Advocacy Groups Challenge Ethics Laws
April 17, 2017 Mark Hrywna
Two advocacy organizations for nonprofits have challenged provisions of an ethics law approved last year in New York State that they contend is unconstitutional and harmful to nonprofits.
Lawyers Alliance for New York and the Nonprofit Coordinating Committee of New York (NPCC) filed a complaint against the New York Attorney General’s Office. The 15-page filing alleges that New York Executive Law §172-e violates the 1st and 14th amendments as a result of a requirement that nonprofits report donor information because they provided a certain level of assistance to 501(c)(4) social welfare organizations – even when that support was not connected to lobbying or political speech.
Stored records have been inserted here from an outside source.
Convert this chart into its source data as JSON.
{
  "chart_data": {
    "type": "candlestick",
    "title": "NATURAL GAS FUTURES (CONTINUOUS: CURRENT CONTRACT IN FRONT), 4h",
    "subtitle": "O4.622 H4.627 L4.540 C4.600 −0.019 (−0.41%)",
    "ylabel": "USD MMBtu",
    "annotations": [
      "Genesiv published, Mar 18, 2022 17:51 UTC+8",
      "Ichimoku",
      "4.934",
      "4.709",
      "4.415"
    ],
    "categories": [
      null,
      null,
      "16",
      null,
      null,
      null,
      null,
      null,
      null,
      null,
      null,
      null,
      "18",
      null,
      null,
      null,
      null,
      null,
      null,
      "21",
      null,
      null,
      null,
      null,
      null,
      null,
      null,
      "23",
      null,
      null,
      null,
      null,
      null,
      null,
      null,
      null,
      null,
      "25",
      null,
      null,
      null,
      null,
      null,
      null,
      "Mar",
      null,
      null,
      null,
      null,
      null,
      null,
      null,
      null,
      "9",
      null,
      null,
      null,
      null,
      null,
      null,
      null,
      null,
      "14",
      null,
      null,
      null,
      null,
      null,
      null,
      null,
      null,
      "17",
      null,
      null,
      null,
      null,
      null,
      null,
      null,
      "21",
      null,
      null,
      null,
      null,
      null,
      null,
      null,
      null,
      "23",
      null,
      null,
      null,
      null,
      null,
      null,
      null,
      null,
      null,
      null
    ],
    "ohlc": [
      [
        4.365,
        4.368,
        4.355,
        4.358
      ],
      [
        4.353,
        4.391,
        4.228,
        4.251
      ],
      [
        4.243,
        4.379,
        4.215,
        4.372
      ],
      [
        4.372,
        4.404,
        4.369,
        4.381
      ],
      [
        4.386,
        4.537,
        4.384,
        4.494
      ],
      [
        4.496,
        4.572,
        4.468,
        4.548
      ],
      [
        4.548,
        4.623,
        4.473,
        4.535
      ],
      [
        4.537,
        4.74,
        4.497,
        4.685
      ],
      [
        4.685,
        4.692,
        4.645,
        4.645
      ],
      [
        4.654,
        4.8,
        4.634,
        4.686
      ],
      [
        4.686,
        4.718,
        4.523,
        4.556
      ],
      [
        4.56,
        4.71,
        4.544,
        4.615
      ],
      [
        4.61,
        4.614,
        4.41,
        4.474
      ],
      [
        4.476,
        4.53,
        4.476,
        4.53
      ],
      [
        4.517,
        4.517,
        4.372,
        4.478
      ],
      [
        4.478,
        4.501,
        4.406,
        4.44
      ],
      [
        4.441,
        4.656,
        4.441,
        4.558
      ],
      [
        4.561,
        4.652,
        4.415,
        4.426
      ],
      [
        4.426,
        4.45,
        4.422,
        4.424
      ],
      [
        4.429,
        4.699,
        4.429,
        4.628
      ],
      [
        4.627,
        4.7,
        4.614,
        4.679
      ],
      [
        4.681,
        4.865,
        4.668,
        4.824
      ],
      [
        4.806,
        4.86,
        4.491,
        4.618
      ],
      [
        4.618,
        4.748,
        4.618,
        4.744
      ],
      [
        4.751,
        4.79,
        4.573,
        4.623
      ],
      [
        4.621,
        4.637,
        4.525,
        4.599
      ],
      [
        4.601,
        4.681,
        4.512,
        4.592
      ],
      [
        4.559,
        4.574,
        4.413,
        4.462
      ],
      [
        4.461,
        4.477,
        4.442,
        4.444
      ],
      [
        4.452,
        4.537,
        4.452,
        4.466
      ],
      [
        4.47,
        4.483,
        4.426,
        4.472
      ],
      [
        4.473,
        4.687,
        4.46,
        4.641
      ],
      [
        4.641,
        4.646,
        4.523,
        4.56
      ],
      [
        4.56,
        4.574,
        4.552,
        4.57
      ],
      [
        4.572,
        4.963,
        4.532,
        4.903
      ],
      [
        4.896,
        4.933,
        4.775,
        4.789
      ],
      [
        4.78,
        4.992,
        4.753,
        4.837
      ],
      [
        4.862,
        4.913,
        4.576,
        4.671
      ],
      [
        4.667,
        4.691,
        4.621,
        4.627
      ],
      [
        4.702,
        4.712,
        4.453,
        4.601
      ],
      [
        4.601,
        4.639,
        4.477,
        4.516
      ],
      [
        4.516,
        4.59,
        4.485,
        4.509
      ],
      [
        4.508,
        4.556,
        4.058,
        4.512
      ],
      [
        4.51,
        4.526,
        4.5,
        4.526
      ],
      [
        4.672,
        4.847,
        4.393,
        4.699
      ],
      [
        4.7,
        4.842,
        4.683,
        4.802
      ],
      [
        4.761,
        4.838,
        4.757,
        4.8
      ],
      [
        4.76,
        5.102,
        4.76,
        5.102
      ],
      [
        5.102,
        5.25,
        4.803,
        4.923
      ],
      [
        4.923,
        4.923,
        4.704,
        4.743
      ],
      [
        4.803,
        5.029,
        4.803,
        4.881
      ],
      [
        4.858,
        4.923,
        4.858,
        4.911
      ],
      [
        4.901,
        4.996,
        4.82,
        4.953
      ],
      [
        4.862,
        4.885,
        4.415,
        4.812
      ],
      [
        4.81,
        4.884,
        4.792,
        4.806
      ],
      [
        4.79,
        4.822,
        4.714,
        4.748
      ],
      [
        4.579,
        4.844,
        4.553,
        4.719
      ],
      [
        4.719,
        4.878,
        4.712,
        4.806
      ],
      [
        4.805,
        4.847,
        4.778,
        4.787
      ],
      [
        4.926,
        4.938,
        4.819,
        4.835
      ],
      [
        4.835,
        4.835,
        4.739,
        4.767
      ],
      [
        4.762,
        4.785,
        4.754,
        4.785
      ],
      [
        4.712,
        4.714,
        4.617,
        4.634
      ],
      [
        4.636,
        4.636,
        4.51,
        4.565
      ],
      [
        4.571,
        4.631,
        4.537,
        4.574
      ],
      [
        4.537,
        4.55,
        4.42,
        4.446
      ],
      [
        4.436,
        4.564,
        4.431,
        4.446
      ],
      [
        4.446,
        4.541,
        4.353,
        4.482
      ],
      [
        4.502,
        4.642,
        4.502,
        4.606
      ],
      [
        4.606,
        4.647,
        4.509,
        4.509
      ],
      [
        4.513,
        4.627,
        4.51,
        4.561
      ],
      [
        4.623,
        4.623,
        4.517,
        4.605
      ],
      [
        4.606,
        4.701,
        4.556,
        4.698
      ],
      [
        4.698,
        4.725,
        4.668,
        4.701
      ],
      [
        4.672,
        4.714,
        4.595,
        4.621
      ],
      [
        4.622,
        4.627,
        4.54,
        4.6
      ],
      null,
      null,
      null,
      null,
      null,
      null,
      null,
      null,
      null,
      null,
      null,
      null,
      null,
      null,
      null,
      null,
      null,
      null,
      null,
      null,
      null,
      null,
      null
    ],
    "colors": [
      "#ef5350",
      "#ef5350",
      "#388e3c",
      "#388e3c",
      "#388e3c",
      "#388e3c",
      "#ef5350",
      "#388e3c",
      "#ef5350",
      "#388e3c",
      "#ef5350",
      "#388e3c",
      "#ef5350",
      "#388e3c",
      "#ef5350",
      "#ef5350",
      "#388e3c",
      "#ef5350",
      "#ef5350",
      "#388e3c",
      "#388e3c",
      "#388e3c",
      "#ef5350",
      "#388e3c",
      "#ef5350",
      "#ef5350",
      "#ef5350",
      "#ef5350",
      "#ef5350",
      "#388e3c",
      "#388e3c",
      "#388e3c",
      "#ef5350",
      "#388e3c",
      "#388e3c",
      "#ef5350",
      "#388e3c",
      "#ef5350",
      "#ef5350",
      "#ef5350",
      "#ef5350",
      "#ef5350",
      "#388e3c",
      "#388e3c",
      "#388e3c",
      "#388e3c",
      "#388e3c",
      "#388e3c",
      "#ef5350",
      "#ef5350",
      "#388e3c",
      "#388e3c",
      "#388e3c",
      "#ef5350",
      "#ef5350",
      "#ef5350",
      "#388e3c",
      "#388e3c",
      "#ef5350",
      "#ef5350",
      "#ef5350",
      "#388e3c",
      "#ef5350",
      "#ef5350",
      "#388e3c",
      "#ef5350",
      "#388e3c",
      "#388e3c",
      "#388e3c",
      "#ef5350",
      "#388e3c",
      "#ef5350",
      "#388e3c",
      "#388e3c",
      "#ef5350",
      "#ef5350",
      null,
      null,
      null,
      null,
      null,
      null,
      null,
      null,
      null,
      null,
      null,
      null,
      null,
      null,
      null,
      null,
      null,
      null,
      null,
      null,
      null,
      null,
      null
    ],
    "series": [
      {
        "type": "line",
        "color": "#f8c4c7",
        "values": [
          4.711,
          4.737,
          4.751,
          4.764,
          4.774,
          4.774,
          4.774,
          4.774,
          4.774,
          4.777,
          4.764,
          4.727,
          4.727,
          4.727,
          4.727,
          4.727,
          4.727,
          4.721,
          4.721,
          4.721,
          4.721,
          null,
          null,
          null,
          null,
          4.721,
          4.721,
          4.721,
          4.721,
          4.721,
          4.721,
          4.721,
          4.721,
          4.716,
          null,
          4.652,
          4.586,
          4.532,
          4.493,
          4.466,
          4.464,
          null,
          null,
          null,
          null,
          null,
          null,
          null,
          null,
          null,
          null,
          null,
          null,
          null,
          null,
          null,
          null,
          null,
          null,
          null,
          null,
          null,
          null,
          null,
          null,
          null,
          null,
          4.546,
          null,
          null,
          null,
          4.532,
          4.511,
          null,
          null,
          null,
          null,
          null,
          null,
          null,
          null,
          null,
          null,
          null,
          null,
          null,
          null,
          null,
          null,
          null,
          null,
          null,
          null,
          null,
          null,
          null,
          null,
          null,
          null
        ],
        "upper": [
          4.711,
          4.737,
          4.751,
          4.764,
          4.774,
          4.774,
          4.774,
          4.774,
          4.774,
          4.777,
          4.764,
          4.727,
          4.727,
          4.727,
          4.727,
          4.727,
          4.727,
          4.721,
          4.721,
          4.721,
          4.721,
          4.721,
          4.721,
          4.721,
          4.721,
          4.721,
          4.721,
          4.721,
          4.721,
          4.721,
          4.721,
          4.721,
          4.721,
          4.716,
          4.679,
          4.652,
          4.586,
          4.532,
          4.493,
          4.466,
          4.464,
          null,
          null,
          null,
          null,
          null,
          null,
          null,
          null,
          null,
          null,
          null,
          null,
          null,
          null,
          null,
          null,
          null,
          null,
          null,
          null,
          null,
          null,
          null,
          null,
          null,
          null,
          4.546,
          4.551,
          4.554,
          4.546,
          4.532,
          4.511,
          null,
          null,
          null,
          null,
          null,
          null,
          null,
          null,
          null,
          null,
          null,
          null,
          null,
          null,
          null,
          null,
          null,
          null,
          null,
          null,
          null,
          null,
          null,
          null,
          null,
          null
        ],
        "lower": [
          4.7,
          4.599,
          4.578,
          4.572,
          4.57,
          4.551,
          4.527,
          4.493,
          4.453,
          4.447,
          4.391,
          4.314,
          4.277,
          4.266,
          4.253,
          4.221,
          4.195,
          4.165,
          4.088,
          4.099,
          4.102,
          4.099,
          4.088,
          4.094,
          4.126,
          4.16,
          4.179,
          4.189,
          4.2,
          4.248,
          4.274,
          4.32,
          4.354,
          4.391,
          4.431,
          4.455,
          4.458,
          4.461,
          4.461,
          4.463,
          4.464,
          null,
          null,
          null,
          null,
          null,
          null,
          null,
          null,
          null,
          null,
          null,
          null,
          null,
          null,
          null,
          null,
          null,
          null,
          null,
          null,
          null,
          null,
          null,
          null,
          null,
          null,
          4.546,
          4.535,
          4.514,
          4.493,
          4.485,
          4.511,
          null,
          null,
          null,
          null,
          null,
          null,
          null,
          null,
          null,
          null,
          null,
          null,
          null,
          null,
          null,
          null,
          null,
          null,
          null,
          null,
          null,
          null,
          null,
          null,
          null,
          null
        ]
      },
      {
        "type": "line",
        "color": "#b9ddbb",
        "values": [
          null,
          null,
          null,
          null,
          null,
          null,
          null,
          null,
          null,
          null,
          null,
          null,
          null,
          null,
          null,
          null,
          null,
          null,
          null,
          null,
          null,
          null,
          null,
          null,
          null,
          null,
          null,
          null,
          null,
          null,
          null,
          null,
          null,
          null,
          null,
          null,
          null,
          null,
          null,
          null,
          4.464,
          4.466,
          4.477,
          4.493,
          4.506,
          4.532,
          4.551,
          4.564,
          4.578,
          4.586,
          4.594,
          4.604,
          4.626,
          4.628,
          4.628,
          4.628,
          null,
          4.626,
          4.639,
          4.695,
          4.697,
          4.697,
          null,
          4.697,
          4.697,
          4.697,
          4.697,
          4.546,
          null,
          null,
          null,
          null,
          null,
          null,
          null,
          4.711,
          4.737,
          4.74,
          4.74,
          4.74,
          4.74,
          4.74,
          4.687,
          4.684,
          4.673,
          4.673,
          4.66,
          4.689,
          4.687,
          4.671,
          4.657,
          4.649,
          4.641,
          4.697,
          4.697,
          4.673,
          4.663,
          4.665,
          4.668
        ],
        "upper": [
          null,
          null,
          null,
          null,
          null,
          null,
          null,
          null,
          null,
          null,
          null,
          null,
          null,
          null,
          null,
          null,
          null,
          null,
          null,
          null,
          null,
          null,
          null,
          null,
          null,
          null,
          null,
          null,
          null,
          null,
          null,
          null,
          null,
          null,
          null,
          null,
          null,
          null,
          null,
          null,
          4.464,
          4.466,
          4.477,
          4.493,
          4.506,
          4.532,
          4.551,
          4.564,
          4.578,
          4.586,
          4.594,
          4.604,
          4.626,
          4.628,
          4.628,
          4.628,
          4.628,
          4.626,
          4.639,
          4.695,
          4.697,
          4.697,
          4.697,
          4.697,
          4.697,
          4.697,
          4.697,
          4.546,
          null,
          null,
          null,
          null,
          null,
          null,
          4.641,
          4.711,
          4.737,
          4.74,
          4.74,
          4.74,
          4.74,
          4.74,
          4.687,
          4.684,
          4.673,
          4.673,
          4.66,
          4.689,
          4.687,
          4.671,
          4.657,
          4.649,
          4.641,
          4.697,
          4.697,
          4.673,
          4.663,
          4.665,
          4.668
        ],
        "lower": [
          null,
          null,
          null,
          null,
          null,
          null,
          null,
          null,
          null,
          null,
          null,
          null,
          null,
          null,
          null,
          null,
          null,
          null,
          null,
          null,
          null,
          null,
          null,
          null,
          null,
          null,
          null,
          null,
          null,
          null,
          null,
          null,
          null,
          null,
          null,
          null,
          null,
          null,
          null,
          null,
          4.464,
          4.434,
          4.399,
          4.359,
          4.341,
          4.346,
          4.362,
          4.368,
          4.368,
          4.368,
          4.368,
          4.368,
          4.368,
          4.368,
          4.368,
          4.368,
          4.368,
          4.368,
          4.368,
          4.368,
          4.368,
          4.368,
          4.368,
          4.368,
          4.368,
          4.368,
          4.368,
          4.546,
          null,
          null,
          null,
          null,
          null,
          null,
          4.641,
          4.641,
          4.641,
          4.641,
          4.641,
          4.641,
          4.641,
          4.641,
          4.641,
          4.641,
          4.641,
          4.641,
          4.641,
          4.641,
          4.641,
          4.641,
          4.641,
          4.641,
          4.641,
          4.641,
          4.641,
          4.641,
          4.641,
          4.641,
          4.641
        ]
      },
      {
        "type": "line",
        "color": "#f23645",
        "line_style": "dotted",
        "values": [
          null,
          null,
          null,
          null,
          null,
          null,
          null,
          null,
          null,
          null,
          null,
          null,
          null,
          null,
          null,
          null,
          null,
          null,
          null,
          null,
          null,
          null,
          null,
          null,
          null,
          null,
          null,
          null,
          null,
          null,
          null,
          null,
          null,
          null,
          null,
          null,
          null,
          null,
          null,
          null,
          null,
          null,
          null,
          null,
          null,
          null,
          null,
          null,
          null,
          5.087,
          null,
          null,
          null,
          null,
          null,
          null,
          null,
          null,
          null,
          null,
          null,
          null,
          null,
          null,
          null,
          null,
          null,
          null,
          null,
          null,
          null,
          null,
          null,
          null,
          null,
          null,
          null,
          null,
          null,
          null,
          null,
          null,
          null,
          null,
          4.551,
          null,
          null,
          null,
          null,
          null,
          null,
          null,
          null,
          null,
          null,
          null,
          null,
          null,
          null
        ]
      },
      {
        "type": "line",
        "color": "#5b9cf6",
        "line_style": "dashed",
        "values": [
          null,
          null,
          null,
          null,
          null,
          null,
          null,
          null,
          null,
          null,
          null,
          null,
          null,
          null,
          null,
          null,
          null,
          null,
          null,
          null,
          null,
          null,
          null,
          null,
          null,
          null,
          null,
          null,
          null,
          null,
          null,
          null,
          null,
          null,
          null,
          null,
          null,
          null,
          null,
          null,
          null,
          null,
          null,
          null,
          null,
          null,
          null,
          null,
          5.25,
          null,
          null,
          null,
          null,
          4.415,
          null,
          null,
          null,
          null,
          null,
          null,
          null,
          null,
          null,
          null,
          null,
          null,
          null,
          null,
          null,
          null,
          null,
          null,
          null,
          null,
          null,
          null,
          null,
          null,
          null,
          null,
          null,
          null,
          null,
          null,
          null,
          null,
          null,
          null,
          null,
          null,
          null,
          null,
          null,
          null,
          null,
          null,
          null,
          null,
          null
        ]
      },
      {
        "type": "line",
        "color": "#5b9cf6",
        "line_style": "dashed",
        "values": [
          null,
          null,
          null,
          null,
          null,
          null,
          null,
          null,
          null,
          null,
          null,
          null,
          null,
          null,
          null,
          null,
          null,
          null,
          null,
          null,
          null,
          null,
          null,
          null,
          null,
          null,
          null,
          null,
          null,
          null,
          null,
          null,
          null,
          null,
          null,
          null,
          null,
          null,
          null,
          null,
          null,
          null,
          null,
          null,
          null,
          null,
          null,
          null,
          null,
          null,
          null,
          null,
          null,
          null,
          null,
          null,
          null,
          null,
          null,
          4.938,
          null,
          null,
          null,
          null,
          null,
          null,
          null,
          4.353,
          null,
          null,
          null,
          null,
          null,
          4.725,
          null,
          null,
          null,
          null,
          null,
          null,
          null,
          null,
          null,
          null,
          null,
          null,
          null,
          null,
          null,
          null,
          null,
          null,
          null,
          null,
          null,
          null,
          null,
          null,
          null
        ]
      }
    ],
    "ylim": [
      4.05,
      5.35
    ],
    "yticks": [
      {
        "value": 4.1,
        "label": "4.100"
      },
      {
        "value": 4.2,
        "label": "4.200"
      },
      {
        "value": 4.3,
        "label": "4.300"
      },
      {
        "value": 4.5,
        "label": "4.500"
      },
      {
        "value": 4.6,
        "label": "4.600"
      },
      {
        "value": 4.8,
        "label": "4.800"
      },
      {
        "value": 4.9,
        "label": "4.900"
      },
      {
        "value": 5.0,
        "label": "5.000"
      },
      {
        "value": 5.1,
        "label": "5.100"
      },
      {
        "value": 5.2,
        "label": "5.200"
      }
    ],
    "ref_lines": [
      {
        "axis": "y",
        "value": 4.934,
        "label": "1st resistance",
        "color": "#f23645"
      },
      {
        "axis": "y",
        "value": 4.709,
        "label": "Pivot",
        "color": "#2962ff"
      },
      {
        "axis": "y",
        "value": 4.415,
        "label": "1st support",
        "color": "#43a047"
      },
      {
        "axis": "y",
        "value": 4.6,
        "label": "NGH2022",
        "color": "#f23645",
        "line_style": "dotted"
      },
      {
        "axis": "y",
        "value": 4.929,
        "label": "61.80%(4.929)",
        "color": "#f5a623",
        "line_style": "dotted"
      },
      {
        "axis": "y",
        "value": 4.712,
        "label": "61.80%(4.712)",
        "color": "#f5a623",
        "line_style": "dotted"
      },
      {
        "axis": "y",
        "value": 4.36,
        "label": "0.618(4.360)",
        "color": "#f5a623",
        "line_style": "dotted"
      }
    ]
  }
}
The case is expected to be joined by ongoing litigation brought by the New York Civil Liberties Union, the American Civil Liberties Union and Citizens Union before Judge Richard M. Berman of the U.S. District Court for the Southern District of New York.
A spokesman for the Attorney General’s Office said they are reviewing the lawsuit but had no comment beyond that at the moment.
Executive law §172-e requires nonprofits that donate staff, staff time, personnel, offices, office supplies, financial support of any kind or any other resources totaling $2,500 or more in a six-month period to a 501c4 social welfare organization that engages in lobbying to file a report with the attorney general. The report must include the identity of any donor to the nonprofit of $2,500 or more and would be posted online within 30 days.
The measure was adopted by the state Senate (S-8160) and Assembly (A-10742) on June 18, and signed into law by Gov. Andrew Cuomo on Aug. 24.
“While other sections of the statute are intended to increase transparency in the electoral process, the provisions we challenge today are unrelated to those goals,” said Sean Delany, executive director of the Lawyers Alliance for New York. “Nonprofits that provide technical support, make grants, or otherwise support advocacy organizations – with no intention of supporting lobbying activity – should not be required to disclose their donors without any connection to that activity. This is the first statute in the country to mandate such disclosure, and it is an ill-considered way to create such a legislative precedent,” he said.
Transparency and accountability are fundamental to nonprofits, especially those engaging in lobbying, NPCC President Sharon Stapel said, but the law catches nonprofits up in a net of reporting for every day activities that have no connection to lobbying.”